A game that was once thought to be an April Fool’s joke has become a reality, at least when it's servers are working.
A couple years ago, Google Maps put out a video saying they were looking to hire a Pokémon Master.
Now Pokémon Go, created by Nintendo, is now rolling out around the world - starting with New Zealand and Australia - and encouraging gamers to get out into the real world.
There are TOO many people playing Pokemon Go— Jeth (@JessEtheridge) July 6, 2016
The game is Nintendo’s second mobile game and is free to play on Android and iOS but has in-game purchases.
Ahead of the release, Megan Witchalls, said if Pokémon Go is what Nintendo is making it out to be she’d probably go outside more. “I mean, it'd become even more of a community thing because friends would be able to go out looking for new Pokémon together.”
“I'm hoping people go all out and organise gyms and leagues and such, really make the experience immersive.”
Nintendo has incorporated historical markers and monuments into the game as what they call pokestops. These are places where you can collect items and even eggs which will hatch after you walk certain about of steps. When you catch Pokémon your character levels up and as this happens you will start to find rarer Pokémon.
Different types of Pokémon will be found depending on the terrain, so water types will be found on beaches and near lakes and rivers. This means you will have to explore further than your own neighbourhood in order to catch different types of Pokémon.

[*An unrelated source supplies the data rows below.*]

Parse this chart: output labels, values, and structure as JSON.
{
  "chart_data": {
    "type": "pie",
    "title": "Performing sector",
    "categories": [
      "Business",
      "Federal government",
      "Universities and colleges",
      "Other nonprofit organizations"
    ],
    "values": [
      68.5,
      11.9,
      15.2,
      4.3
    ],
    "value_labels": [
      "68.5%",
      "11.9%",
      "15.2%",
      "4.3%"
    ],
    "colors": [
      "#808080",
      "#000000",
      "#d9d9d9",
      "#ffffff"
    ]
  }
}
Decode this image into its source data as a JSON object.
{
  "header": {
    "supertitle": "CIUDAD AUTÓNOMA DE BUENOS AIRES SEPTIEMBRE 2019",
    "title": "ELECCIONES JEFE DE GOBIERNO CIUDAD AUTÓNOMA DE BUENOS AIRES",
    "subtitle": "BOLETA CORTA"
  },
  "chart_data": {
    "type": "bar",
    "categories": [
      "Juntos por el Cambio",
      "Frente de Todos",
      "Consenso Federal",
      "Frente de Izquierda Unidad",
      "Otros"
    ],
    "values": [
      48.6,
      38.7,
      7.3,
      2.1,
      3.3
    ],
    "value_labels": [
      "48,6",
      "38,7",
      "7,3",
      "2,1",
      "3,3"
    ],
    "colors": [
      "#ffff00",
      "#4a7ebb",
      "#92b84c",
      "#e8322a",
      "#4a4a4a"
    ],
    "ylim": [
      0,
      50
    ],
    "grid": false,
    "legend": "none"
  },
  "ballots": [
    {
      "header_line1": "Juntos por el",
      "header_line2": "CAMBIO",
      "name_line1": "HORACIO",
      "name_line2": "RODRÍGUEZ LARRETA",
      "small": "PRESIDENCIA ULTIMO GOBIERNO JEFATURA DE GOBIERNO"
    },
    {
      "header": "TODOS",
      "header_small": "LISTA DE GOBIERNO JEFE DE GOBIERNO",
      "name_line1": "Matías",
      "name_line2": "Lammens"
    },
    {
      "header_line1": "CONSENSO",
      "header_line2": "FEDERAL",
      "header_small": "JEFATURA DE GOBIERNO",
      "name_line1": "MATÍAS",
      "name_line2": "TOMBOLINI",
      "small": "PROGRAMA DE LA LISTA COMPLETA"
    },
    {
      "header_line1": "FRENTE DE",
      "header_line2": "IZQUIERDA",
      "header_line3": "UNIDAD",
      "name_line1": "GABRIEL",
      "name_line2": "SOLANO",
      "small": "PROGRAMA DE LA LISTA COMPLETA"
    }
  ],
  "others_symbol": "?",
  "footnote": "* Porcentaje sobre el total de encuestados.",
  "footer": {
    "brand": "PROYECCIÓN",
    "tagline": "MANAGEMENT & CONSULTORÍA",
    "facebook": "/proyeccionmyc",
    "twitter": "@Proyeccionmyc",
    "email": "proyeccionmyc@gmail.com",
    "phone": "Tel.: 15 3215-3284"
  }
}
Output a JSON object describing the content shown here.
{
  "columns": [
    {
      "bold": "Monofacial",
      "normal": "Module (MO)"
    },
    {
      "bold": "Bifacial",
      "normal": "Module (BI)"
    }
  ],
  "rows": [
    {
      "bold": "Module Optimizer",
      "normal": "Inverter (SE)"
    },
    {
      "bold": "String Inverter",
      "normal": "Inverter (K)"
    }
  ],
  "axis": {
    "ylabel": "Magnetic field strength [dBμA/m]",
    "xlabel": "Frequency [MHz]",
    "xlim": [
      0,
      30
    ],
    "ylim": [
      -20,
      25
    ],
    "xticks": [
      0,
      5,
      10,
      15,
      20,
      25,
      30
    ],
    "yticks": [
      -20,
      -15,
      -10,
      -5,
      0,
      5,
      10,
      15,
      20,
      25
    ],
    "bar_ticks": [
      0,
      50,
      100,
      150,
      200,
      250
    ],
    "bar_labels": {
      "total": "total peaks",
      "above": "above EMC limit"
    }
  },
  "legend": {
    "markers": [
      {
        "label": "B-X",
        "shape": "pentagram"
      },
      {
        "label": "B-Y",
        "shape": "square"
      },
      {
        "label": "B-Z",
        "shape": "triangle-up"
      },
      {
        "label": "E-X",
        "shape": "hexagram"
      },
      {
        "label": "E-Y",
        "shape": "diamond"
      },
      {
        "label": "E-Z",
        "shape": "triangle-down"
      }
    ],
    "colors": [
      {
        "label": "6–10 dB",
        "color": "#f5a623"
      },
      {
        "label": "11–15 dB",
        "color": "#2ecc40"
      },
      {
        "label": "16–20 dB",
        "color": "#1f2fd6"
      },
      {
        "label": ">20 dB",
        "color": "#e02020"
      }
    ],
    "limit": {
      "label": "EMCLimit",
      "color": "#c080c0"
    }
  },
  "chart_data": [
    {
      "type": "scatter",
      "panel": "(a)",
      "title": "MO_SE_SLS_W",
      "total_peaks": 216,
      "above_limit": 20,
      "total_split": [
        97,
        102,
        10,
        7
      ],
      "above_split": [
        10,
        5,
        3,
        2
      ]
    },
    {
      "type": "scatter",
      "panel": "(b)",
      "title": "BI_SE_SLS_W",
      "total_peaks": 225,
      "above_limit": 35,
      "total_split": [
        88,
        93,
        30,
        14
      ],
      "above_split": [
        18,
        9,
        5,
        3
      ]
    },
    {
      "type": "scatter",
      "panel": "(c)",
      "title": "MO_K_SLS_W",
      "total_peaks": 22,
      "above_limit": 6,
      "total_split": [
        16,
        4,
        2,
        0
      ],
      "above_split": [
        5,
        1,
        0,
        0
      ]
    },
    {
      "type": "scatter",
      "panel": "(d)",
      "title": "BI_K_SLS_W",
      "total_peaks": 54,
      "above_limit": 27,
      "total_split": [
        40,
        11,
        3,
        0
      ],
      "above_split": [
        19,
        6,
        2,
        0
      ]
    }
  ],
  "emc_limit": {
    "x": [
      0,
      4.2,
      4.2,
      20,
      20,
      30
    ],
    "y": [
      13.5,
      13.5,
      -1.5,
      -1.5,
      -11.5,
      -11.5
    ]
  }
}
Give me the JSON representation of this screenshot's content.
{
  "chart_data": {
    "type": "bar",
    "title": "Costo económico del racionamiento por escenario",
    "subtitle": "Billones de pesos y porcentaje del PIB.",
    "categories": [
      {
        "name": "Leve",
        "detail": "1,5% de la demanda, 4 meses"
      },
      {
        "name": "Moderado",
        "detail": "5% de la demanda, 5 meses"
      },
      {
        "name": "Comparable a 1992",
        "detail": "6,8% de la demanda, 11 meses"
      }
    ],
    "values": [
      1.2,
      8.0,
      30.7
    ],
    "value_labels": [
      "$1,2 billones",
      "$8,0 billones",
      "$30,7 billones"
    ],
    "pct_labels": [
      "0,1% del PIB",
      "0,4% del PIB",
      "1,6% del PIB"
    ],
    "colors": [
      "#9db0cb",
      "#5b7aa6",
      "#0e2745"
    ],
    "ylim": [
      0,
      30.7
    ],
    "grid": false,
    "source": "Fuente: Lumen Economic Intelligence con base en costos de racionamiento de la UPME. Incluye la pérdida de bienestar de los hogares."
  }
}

Callum O’Neill a long time Pokémon fan from Wellington was eagerly awaiting the release of Pokémon go.
“I’m tentatively excited about Pokémon Go. The idea that I could go pretty much anywhere and catch Pokémon sounds incredible, but it’s heavily reliant on the tech not sucking.”
But, unfortunately for gamers, there have been technical issues. Servers have been crashing since the game was released in the US and there are reports that the release to other regions has been paused while the issues get sorted.